Does Sheehan really believe that the Yankees front office—independent of GM Brian Cashman’s desires and fresh off of ownership overruling him on Soriano—will try and sell Andrew Brackman, Dellin Betances and Manny Banuelos—as a replacement for Sabathia even for one year? And after the way Joba Chamberlain and Ian Kennedy of the vaunted “young core” of starting pitchers flamed out?

Really?

Then he names possible targets Matt Cain (the Giants aren’t letting him leave); Cole Hamels (given the age of the other pitchers, they’re going to lock him up); Jered Weaver (after Jeff Weaver‘s experience in New York, is he going to want to go to the Yankees?); and Zack Greinke (good luck with all of that baggage).

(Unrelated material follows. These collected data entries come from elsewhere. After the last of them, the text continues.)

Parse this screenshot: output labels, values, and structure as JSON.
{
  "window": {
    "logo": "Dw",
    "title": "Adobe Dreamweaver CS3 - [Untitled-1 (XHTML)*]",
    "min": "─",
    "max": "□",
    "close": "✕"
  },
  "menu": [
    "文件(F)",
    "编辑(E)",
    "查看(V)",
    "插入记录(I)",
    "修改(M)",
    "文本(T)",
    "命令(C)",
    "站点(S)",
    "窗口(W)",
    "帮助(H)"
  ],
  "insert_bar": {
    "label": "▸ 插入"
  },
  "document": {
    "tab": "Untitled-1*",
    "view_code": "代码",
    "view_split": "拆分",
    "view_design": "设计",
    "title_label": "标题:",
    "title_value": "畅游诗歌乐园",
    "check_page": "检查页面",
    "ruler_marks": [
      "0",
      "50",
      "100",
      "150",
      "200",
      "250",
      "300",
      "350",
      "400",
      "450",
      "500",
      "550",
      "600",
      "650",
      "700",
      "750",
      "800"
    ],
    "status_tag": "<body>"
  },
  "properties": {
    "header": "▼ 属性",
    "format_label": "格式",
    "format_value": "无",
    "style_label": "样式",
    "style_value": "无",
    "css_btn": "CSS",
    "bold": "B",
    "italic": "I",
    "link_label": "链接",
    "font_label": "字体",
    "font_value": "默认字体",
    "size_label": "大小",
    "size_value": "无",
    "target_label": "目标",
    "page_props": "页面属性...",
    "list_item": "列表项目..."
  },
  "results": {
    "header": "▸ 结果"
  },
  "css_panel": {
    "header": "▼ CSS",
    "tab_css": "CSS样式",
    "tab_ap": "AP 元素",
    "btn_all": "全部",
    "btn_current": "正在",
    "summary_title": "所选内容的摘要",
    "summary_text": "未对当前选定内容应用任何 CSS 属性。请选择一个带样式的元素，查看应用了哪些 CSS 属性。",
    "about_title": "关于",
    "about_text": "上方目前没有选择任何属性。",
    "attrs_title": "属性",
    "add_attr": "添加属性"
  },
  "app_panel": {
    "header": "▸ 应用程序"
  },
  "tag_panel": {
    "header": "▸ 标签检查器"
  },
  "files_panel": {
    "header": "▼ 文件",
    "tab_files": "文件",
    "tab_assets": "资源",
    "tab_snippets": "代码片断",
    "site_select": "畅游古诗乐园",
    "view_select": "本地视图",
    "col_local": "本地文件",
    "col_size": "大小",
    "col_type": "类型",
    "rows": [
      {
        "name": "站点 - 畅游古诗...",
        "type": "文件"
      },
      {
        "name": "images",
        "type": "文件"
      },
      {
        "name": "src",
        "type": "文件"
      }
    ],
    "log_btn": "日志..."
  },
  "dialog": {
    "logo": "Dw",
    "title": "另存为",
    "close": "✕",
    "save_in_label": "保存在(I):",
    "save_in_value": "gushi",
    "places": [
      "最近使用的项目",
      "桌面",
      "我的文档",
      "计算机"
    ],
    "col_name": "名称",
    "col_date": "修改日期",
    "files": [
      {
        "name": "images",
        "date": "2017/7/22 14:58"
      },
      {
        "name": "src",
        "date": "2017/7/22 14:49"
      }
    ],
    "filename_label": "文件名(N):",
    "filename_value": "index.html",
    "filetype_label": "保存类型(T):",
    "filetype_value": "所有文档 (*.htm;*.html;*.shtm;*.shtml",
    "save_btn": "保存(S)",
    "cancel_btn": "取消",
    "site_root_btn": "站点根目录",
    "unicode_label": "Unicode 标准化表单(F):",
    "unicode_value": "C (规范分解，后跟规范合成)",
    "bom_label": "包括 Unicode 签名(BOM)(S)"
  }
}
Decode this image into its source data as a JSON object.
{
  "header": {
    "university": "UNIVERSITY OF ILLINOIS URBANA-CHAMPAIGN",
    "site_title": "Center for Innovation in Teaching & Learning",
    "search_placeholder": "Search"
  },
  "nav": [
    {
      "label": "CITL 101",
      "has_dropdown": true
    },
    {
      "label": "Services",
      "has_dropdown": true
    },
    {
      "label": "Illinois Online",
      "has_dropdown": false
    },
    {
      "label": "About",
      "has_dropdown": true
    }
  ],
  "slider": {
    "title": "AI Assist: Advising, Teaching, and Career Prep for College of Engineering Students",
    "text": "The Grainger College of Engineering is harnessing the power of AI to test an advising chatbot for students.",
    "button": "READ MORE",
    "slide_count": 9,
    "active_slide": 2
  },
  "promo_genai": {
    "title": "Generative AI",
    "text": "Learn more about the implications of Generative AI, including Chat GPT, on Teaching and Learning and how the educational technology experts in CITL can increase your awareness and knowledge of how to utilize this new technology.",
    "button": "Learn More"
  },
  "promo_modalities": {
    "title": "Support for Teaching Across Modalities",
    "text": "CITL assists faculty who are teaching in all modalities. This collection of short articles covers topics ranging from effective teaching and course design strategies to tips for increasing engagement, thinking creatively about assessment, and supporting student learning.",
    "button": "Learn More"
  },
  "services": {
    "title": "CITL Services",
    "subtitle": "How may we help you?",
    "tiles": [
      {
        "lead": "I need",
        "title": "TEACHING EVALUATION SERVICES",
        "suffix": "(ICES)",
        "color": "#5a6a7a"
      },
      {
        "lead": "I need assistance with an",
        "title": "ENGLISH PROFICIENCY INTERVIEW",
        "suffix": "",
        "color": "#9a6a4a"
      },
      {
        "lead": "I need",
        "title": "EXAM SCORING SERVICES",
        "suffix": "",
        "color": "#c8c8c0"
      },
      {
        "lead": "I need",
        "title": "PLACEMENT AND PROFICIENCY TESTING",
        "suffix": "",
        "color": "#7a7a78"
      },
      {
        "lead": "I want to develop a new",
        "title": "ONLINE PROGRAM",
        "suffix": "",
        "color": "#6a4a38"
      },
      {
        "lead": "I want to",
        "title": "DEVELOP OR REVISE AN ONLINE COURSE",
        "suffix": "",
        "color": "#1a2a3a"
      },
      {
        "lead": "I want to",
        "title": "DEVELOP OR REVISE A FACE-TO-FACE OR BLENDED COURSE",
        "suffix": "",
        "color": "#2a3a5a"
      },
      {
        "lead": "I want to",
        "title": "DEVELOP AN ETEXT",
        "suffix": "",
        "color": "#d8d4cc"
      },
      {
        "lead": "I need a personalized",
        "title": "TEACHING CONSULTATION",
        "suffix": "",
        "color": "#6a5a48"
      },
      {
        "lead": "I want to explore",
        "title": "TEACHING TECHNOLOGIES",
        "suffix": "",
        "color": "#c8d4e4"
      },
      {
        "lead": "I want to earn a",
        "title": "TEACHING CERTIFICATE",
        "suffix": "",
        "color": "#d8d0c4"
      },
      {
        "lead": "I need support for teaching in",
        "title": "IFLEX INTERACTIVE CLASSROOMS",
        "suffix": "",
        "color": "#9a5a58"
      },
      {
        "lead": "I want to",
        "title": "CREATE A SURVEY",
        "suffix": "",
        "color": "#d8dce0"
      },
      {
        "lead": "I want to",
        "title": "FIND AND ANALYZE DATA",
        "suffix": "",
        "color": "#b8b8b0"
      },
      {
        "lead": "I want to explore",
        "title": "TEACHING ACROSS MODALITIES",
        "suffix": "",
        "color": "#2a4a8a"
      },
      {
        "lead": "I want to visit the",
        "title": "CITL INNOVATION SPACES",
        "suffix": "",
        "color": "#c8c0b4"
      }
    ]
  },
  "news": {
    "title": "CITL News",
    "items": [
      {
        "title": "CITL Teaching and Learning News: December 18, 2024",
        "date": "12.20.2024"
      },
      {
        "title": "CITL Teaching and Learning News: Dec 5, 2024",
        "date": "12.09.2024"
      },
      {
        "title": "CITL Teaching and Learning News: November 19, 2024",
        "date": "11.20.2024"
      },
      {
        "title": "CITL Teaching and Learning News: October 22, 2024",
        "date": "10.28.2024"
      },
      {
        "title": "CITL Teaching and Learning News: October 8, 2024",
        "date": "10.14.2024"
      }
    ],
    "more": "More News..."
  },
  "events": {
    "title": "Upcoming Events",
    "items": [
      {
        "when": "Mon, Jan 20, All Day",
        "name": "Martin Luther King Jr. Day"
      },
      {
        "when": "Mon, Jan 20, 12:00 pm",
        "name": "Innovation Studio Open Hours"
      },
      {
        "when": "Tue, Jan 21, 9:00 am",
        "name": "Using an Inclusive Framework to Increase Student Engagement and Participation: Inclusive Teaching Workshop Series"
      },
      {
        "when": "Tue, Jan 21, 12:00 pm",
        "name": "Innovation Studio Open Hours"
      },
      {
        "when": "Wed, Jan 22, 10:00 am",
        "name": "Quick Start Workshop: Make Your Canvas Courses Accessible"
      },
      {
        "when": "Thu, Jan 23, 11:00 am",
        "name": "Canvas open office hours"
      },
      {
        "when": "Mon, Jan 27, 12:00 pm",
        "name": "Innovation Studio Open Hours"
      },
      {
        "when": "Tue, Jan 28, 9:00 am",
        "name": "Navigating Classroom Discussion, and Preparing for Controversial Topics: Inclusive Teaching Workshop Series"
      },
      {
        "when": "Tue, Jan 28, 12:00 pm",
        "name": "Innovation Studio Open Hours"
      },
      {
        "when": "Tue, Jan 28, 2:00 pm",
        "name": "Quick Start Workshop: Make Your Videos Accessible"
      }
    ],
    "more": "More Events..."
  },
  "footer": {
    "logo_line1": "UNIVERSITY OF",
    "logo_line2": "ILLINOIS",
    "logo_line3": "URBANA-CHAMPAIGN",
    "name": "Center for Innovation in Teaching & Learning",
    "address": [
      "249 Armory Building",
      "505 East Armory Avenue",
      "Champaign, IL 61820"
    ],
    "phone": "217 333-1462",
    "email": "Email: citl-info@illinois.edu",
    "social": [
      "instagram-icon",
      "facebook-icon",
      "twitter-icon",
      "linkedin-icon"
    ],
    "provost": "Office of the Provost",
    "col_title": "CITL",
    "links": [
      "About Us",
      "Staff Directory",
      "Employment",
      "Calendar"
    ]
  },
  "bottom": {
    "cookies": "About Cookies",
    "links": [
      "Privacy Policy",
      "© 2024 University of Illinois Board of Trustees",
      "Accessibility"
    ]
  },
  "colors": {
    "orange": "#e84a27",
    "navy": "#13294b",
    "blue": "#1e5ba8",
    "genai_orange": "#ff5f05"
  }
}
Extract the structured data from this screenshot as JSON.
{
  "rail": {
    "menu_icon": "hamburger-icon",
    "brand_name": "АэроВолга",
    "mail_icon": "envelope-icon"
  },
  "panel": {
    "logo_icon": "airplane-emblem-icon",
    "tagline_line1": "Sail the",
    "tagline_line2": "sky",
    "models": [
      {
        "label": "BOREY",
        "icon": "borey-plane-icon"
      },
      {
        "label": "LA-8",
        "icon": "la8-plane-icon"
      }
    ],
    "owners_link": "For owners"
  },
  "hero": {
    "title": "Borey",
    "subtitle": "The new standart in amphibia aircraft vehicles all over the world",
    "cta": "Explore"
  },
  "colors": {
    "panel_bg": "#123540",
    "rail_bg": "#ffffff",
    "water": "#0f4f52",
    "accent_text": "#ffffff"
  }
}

The only way the Yankees could conceivably “replace” Sabathia in 2012 would be to trade for Chris Carpenter. As great a pitcher as Carpenter is, his injury history is like the medieval Wound Man charts favored by Dr. Hannibal Lecter for his basement amusements; and he’s 5-years older than Sabathia.

So then what?

Of course, with the supposedly bursting farm system, they could make a trade for a young pitcher like Ubaldo Jimenez should he come available, but that’s a major risk for a team to let Sabathia walk and hope that Jimenez comes available; and if you believe that the trading team isn’t going to hold the Yankees desperation in that instance to extract a more significant portion of the farm system to fill that hole, you’re dreaming.

If it were any team other than the Yankees—a team with payroll constraints; with a patient fan base; with less of an imperative to win immediately and, more importantly, sell tickets; and to have that star power that a Sabathia brings—I’d say yes, these thoughts make sense.

But it’s not.

And they don’t.

It’s the Yankees.

They need Sabathia. They have the money to pay him if he does opt out. And they don’t have any viable options to fill that hole in the rotation with a pitcher of commensurate star power and on-field accomplishments.

Cameron’s and Sheehen’s columns are not manuals of evenhanded and intelligent ways to build an organization. They’re tricks designed to mislead—calculated omissions—because the facts don’t bolster the arguments. When that happens, it’s best to leave said facts out and hope no one notices.

You’re smart enough to see through the puffery disguised as well-thought-out and objective analysis because it’s anything but.

Confusing those who are afraid to protest diminishes credibility. Credibility that isn’t really there to begin with as long as convenience is placed before intellectual honesty.